The trade-off is that you need a browser automation MCP running alongside this one. But for something as sensitive as your financial data, that transparency is worth it.

Features

• Guided API key setup — securely extracts and validates the key entirely in the browser
• Full data export — returns a script that exports all plans, accounts, income, expenses, and settings
• Local snapshots — save exports as timestamped JSON files with automatic API key redaction
• Snapshot restore — generate scripts to restore plans and current finances from any snapshot
• FIRE knowledge base — curated resource with links to FIRE concepts, withdrawal strategies, and ProjectionLab help docs

Prerequisites

This server generates JavaScript that must be executed in a browser where ProjectionLab is open.
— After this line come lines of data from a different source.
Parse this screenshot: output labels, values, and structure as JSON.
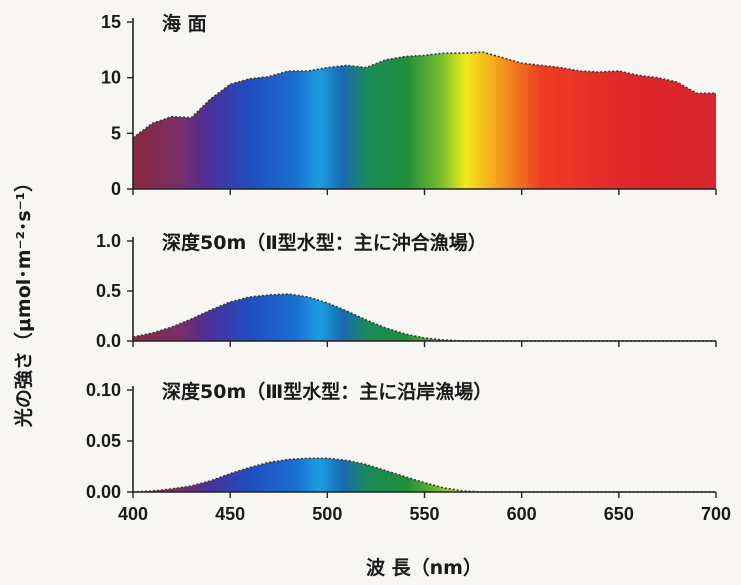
{
  "chart_data": [
    {
      "type": "area",
      "title": "海 面",
      "x": [
        400,
        410,
        420,
        430,
        440,
        450,
        460,
        470,
        480,
        490,
        500,
        510,
        520,
        530,
        540,
        550,
        560,
        570,
        580,
        590,
        600,
        610,
        620,
        630,
        640,
        650,
        660,
        670,
        680,
        690,
        700
      ],
      "values": [
        4.6,
        5.9,
        6.5,
        6.4,
        8.1,
        9.4,
        9.9,
        10.1,
        10.6,
        10.6,
        10.9,
        11.1,
        10.9,
        11.6,
        11.9,
        12.0,
        12.2,
        12.2,
        12.3,
        11.8,
        11.3,
        11.1,
        10.9,
        10.6,
        10.5,
        10.6,
        10.2,
        10.0,
        9.6,
        8.6,
        8.6
      ],
      "ylim": [
        0,
        15
      ],
      "yticks": [
        "0",
        "5",
        "10",
        "15"
      ],
      "xlim": [
        400,
        700
      ]
    },
    {
      "type": "area",
      "title": "深度50m（Ⅱ型水型：主に沖合漁場）",
      "x": [
        400,
        410,
        420,
        430,
        440,
        450,
        460,
        470,
        480,
        490,
        500,
        510,
        520,
        530,
        540,
        550,
        560,
        570,
        580,
        590,
        600,
        650,
        700
      ],
      "values": [
        0.04,
        0.08,
        0.14,
        0.22,
        0.31,
        0.39,
        0.44,
        0.46,
        0.47,
        0.44,
        0.38,
        0.3,
        0.21,
        0.13,
        0.07,
        0.03,
        0.01,
        0.0,
        0.0,
        0.0,
        0.0,
        0.0,
        0.0
      ],
      "ylim": [
        0,
        1.0
      ],
      "yticks": [
        "0.0",
        "0.5",
        "1.0"
      ],
      "xlim": [
        400,
        700
      ]
    },
    {
      "type": "area",
      "title": "深度50m（Ⅲ型水型：主に沿岸漁場）",
      "x": [
        400,
        410,
        420,
        430,
        440,
        450,
        460,
        470,
        480,
        490,
        500,
        510,
        520,
        530,
        540,
        550,
        560,
        570,
        580,
        590,
        600,
        650,
        700
      ],
      "values": [
        0.0,
        0.001,
        0.003,
        0.006,
        0.011,
        0.018,
        0.024,
        0.029,
        0.032,
        0.033,
        0.033,
        0.031,
        0.027,
        0.021,
        0.015,
        0.009,
        0.004,
        0.001,
        0.0,
        0.0,
        0.0,
        0.0,
        0.0
      ],
      "ylim": [
        0,
        0.1
      ],
      "yticks": [
        "0.00",
        "0.05",
        "0.10"
      ],
      "xlim": [
        400,
        700
      ]
    }
  ],
  "axes": {
    "xticks": [
      "400",
      "450",
      "500",
      "550",
      "600",
      "650",
      "700"
    ],
    "xlabel": "波 長（nm）",
    "ylabel": "光の強さ（μmol･m⁻²･s⁻¹）"
  },
  "colors": {
    "spectrum": [
      "#8b2a3c",
      "#7a2e6a",
      "#4a2f9a",
      "#1f4fbf",
      "#1a6fd0",
      "#1c9ee0",
      "#1a8a5a",
      "#1f8f3a",
      "#7abf2a",
      "#f2ea1a",
      "#f59a1e",
      "#ee3d22",
      "#e0262a",
      "#d7262c"
    ],
    "frame": "#222222",
    "curve": "#3a3a3a"
  }
}
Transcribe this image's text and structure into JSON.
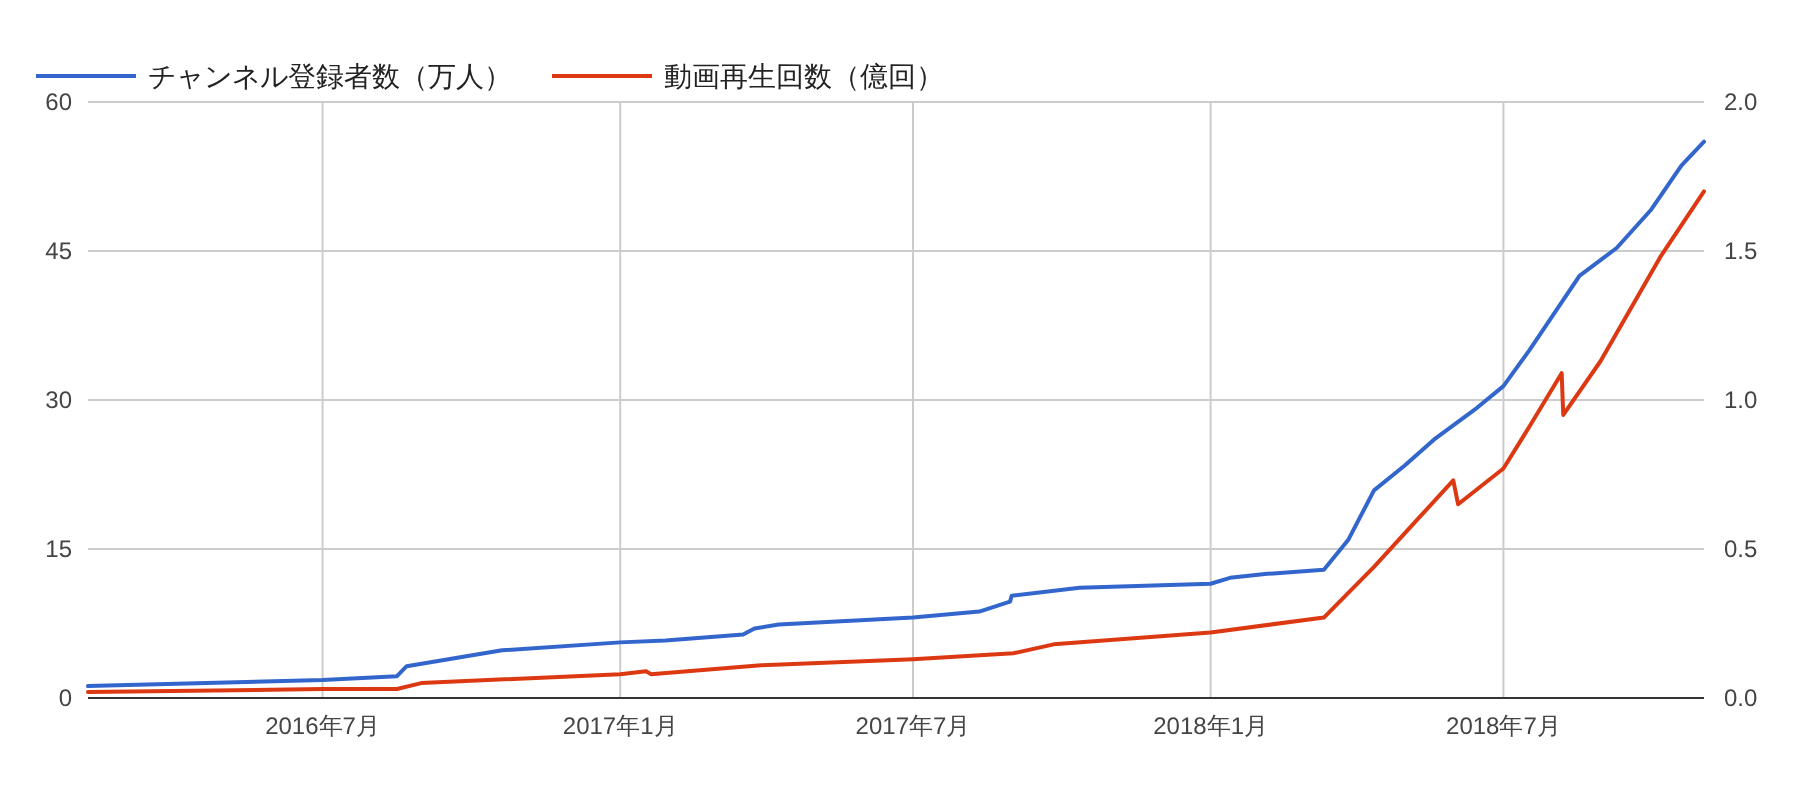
{
  "chart_data": {
    "type": "line",
    "legend": "top left",
    "grid": true,
    "xlim": [
      "2016-02-07",
      "2018-11-02"
    ],
    "xticks": [
      {
        "value": "2016-07-01",
        "label": "2016年7月"
      },
      {
        "value": "2017-01-01",
        "label": "2017年1月"
      },
      {
        "value": "2017-07-01",
        "label": "2017年7月"
      },
      {
        "value": "2018-01-01",
        "label": "2018年1月"
      },
      {
        "value": "2018-07-01",
        "label": "2018年7月"
      }
    ],
    "ylim": [
      0,
      60
    ],
    "yticks": [
      0,
      15,
      30,
      45,
      60
    ],
    "y2lim": [
      0,
      2
    ],
    "y2ticks": [
      {
        "value": 0,
        "label": "0.0"
      },
      {
        "value": 0.5,
        "label": "0.5"
      },
      {
        "value": 1,
        "label": "1.0"
      },
      {
        "value": 1.5,
        "label": "1.5"
      },
      {
        "value": 2,
        "label": "2.0"
      }
    ],
    "series": [
      {
        "name": "チャンネル登録者数（万人）",
        "color": "#3366cc",
        "x": [
          "2016-02-07",
          "2016-07-01",
          "2016-08-16",
          "2016-08-22",
          "2016-10-20",
          "2017-01-01",
          "2017-01-29",
          "2017-03-18",
          "2017-03-25",
          "2017-04-09",
          "2017-07-01",
          "2017-08-11",
          "2017-08-30",
          "2017-08-31",
          "2017-10-12",
          "2018-01-01",
          "2018-01-13",
          "2018-02-05",
          "2018-03-12",
          "2018-03-27",
          "2018-04-12",
          "2018-05-01",
          "2018-05-19",
          "2018-06-13",
          "2018-07-01",
          "2018-07-17",
          "2018-08-17",
          "2018-09-09",
          "2018-09-30",
          "2018-10-19",
          "2018-11-02"
        ],
        "values": [
          1.2,
          1.8,
          2.2,
          3.2,
          4.8,
          5.6,
          5.8,
          6.4,
          7.0,
          7.4,
          8.1,
          8.7,
          9.7,
          10.3,
          11.1,
          11.5,
          12.1,
          12.5,
          12.9,
          15.9,
          20.9,
          23.4,
          26,
          29,
          31.4,
          35,
          42.5,
          45.3,
          49.1,
          53.6,
          56
        ]
      },
      {
        "name": "動画再生回数（億回）",
        "color": "#dc3912",
        "axis": "y2",
        "x": [
          "2016-02-07",
          "2016-07-01",
          "2016-08-16",
          "2016-08-31",
          "2017-01-01",
          "2017-01-17",
          "2017-01-20",
          "2017-03-29",
          "2017-07-01",
          "2017-09-01",
          "2017-09-26",
          "2018-01-01",
          "2018-03-12",
          "2018-04-12",
          "2018-05-09",
          "2018-05-31",
          "2018-06-03",
          "2018-07-01",
          "2018-07-17",
          "2018-08-06",
          "2018-08-07",
          "2018-08-30",
          "2018-10-06",
          "2018-11-02"
        ],
        "values": [
          0.02,
          0.03,
          0.03,
          0.05,
          0.08,
          0.09,
          0.08,
          0.11,
          0.13,
          0.15,
          0.18,
          0.22,
          0.27,
          0.44,
          0.6,
          0.73,
          0.65,
          0.77,
          0.91,
          1.09,
          0.95,
          1.13,
          1.48,
          1.7
        ]
      }
    ]
  }
}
You need a browser automation MCP alongside this one:

• Chrome DevTools MCP or Playwright MCP
• A ProjectionLab Premium account with Plugins enabled

API

Tools

• pl_setup

  • Guided two-step API key configuration
  • Step 1 (no args): returns the settings URL, a browser extraction script, and setup instructions
  • Step 2 (validationResult): confirms the key is valid and ready
  • The extraction script reads the key from the DOM, stores it in sessionStorage, and validates it — all client-side

• pl_export

  • Returns a JavaScript string that exports all ProjectionLab data
  • Execute the script in the browser; pass the result to pl_snapshot to save it
  • Annotations: readOnlyHint: true

• pl_snapshot

  • Saves export data as a local JSON file
  • Input: data (required) — the export result from running the pl_export script in the browser
  • Input: label (optional) — appended to the snapshot filename
  • API keys are automatically redacted before writing

• pl_list_snapshots

  • Lists all saved snapshots, sorted newest first
  • Returns filename, path, creation time, and size
  • Annotations: readOnlyHint: true

• pl_restore

  • Reads a snapshot file and returns JavaScript strings to restore the data
  • Input: snapshotPath (required) — absolute path to the snapshot file
  • Returns one script per data section (plans, current finances); execute each in order
  • Always take a snapshot of the current state before restoring

Resources

• projectionlab://knowledge
  • Curated index of ProjectionLab documentation URLs organized by topic
  • Covers FIRE concepts, withdrawal strategies, and ProjectionLab features

Usage with Claude Desktop

Add this to your claude_desktop_config.json:

NPX

{
  "mcpServers": {
    "projectionlab": {
      "command": "npx",
      "args": ["-y", "@mormubis/projectionlab-mcp"]
    }
  }
}

Local (from source)

{
  "mcpServers": {
    "projectionlab": {
      "command": "node",
      "args": ["/path/to/projectionlab-mcp/dist/index.js"]
    }
  }
}

Usage with VS Code

Add this to your .vscode/mcp.json:

{
  "servers": {
    "projectionlab": {
      "command": "npx",
      "args": ["-y", "@mormubis/projectionlab-mcp"]
    }
  }
}

Configuration

Variable	Description	Default
PROJECTIONLAB_SNAPSHOTS_DIR	Directory for snapshot files	~/.config/projectionlab/snapshots
PROJECTIONLAB_BASE_URL	ProjectionLab base URL	https://app.projectionlab.com/

Security

The API key never leaves the browser. During setup, a script runs inside the browser tab to read the key from the DOM, store it in sessionStorage, and validate it against the Plugin API. The only value that returns to the conversation is a boolean.

All other scripts (export, restore) read the key from sessionStorage at runtime. Snapshots are redacted before writing — any field named key, apiKey, or pluginKey is replaced with [REDACTED].

Build

npm install
npm run build

License

This project is licensed under the MIT License. See LICENSE for details.